With HB 2593, which has won House approval and was awaiting action by the full Senate, Mesnard hopes to increase the amount individuals or political committees can give an exploratory committee, candidate or a candidate's campaign committee from $488 for legislative candidates and $1,110 for statewide candidates to $2,500.

It would also remove a $6,390-per-year limit on an individual's total contributions to candidates.

Michael Liburdi, a Phoenix attorney who specializes in election law, said upping these limits would allow privately funded candidates to spend less time fundraising and more time on issues.

"Arizona's limits are so low that you'd need to go to 10 people to raise $4,500," he said. "That takes a lot of time."

According to the National Conference of State Legislatures, only Colorado, Maine, Montana had lower individual contribution limits than Arizona during the 2011-12 election cycle.

Alabama, Indiana, Iowa, Mississippi, Missouri, Nebraska, North Dakota, Oregon, Pennsylvania, Texas, Utah and Virginia have unlimited candidate contributions from individuals, according to the group.

Mesnard said Arizona's limits are unconstitutional, comparing them to the U.S. Supreme Court's 2006 decision on Randall v. Sorell. The court ruled that Vermont's contribution limits, which allowed individuals and political parties to give no more than $400 to candidates over the course of a two-year election cycle, violated First Amendment rights.

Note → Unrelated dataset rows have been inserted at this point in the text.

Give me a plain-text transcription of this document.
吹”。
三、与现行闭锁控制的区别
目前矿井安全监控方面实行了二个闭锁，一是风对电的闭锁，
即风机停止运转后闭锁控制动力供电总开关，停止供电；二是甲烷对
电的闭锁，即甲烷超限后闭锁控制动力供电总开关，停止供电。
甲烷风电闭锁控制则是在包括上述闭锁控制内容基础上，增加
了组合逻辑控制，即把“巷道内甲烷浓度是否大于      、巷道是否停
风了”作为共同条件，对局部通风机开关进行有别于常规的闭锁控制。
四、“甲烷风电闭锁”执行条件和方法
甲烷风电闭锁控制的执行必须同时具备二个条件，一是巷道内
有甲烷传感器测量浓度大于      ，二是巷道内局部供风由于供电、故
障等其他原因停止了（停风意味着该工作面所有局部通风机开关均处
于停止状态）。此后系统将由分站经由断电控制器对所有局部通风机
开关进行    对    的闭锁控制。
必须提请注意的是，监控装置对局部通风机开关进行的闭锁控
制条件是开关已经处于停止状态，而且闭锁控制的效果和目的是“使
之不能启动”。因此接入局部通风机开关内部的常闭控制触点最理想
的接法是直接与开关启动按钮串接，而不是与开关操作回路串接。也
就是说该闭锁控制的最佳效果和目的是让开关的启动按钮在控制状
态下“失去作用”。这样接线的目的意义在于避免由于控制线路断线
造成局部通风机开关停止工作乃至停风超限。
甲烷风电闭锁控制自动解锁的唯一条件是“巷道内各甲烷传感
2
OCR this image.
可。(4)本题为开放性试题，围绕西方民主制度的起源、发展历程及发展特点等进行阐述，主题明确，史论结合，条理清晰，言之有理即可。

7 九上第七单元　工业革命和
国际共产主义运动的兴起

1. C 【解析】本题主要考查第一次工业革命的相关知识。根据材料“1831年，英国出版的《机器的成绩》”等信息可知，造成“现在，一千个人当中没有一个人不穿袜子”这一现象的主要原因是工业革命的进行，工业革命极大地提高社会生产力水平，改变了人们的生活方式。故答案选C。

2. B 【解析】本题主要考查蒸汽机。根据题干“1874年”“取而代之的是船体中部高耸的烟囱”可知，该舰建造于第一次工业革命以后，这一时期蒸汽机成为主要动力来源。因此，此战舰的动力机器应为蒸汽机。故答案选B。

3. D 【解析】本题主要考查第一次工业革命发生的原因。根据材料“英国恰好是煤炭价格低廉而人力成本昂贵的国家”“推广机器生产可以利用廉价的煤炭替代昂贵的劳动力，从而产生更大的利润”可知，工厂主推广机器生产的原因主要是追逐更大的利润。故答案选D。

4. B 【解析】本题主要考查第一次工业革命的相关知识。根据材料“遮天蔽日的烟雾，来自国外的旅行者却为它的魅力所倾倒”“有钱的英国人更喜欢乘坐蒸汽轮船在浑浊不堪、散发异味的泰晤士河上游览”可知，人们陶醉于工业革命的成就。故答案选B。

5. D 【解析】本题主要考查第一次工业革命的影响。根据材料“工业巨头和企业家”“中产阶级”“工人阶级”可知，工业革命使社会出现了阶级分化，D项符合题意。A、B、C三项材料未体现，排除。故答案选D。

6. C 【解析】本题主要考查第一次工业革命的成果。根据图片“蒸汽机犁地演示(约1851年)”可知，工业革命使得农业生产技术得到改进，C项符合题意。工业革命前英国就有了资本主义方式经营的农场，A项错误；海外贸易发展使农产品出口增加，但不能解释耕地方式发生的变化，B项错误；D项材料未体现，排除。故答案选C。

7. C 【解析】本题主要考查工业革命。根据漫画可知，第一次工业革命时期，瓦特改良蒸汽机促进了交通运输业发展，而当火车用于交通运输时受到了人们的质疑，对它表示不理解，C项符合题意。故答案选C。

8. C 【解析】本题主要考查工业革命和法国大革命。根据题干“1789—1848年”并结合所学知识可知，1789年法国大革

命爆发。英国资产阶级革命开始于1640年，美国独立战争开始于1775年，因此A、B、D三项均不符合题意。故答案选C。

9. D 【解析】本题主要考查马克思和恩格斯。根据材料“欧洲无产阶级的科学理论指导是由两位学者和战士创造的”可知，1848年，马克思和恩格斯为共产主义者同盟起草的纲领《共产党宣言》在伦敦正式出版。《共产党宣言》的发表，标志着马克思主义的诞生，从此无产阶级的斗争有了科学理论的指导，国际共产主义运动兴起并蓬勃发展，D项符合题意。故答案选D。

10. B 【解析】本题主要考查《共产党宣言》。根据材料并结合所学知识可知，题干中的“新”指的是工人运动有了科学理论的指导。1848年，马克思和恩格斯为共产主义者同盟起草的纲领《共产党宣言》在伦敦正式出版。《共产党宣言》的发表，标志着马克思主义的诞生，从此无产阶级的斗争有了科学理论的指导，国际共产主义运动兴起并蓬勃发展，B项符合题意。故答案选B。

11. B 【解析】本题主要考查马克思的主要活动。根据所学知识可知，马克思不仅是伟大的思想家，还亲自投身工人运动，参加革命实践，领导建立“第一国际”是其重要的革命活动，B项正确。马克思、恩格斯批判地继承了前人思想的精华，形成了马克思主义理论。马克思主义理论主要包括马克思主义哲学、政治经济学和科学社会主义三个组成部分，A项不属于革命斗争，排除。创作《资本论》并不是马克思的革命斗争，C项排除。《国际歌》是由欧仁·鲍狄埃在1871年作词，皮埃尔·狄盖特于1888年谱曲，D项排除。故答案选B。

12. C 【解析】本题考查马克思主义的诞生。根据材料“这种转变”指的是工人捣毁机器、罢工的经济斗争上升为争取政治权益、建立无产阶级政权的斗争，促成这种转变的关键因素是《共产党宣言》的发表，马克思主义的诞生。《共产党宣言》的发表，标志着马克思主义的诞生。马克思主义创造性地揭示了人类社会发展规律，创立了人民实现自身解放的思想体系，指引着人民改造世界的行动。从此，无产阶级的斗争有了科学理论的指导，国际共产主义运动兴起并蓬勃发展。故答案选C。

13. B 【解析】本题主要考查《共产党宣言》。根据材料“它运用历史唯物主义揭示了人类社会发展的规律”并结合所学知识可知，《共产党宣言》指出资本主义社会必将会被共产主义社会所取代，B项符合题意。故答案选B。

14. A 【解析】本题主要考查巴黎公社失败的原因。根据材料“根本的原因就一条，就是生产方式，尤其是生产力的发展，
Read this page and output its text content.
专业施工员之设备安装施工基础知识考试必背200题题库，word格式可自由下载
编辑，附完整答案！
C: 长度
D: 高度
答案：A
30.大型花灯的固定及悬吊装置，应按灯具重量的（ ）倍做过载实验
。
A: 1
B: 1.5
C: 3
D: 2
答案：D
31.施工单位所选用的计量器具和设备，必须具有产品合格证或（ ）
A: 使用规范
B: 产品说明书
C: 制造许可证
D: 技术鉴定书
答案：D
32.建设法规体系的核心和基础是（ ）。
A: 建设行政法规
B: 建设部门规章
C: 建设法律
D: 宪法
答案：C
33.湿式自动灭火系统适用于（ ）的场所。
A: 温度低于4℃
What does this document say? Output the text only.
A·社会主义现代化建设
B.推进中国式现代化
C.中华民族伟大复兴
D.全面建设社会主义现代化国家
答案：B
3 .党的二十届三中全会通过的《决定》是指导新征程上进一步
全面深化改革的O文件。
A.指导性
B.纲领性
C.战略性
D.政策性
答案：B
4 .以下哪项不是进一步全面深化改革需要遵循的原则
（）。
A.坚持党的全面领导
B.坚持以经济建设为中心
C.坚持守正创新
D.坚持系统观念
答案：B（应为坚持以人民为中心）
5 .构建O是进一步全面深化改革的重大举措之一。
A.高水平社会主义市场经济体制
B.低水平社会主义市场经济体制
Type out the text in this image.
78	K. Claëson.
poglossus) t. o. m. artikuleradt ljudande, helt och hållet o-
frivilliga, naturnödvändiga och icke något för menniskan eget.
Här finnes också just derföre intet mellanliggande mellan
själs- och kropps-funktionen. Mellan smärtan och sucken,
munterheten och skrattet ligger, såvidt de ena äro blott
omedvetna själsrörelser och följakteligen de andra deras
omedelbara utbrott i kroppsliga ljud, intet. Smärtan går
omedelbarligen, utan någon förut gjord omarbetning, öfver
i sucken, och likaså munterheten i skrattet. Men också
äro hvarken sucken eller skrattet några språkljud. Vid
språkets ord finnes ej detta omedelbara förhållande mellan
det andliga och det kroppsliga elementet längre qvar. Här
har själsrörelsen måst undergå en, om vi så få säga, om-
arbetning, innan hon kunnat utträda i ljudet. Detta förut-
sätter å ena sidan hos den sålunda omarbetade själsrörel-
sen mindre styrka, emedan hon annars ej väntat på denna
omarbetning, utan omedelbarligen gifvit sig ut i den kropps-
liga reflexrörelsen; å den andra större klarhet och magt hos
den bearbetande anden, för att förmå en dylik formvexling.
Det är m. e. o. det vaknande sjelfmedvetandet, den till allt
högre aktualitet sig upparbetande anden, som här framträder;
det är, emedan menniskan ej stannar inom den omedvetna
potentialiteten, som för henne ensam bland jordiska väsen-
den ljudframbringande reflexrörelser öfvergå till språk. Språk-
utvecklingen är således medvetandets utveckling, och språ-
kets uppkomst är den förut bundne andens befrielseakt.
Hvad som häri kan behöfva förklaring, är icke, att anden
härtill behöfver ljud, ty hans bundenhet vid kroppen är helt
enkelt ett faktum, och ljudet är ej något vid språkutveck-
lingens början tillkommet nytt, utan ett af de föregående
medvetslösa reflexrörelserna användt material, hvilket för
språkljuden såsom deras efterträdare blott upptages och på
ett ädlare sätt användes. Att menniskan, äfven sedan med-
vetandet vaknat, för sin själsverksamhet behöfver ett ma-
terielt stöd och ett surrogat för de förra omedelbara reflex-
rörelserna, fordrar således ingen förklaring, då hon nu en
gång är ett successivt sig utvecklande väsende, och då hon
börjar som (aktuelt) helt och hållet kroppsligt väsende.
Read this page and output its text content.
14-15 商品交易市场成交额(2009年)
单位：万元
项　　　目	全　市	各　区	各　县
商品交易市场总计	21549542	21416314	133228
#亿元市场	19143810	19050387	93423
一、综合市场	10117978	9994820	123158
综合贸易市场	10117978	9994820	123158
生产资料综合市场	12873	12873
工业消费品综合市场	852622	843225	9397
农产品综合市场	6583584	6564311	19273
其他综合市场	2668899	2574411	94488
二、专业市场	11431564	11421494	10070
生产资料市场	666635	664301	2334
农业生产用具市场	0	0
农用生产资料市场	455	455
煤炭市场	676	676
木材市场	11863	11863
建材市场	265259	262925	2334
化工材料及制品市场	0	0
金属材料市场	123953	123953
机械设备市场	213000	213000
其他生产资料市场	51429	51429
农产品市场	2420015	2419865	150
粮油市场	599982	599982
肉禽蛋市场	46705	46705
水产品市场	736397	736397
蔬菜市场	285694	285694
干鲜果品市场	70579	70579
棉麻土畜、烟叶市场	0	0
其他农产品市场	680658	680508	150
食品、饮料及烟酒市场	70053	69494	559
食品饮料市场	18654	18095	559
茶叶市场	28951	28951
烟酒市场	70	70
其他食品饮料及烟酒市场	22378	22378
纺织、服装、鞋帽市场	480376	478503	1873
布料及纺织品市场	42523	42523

"The courts have said that our money is a form of speech," Mesnard said.

His bill would also separate primary and general elections, which current statute considers as one for campaign contributions. That change would double the amount individuals can give to a single candidate during an election cycle.

The bill would also increase from $2,000 to $5,000 the allowed contributions from Super PACs, political committees that received donations of at least $10 from 500 or more people in a year.

HB 2593 has drawn fire from proponents of the 1998 Citizens Clean Elections Act, in which voters approved public funding for candidates who forgo traditional contributions.

Daniel Ruiz, a public information officer with the Arizona Citizens Clean Election Commission, said increasing contribution limits would undercut publicly financed candidates.

"If you're going to raise your traditional limits it needs to be done as a package deal with Clean Elections funding," he said.

Sam Wercinski, executive director of the Arizona Advocacy Network, called HB 2593 part of a coordinated war on Arizona's voters.

He said the bill disregards the tenets of the Citizens Clean Elections Act, which he said voters passed to reduce the amount of money in elections.

"It shifts the focus from the voters and back onto the donor," Wercinski said.

Mesnard said the impact of increasing the limits would likely be minimal, as few donors give the maximum amount as is. He said the possibility of some donors giving more would really only make a difference in competitive districts.

"It's not like this is going to rock the boat there," he said.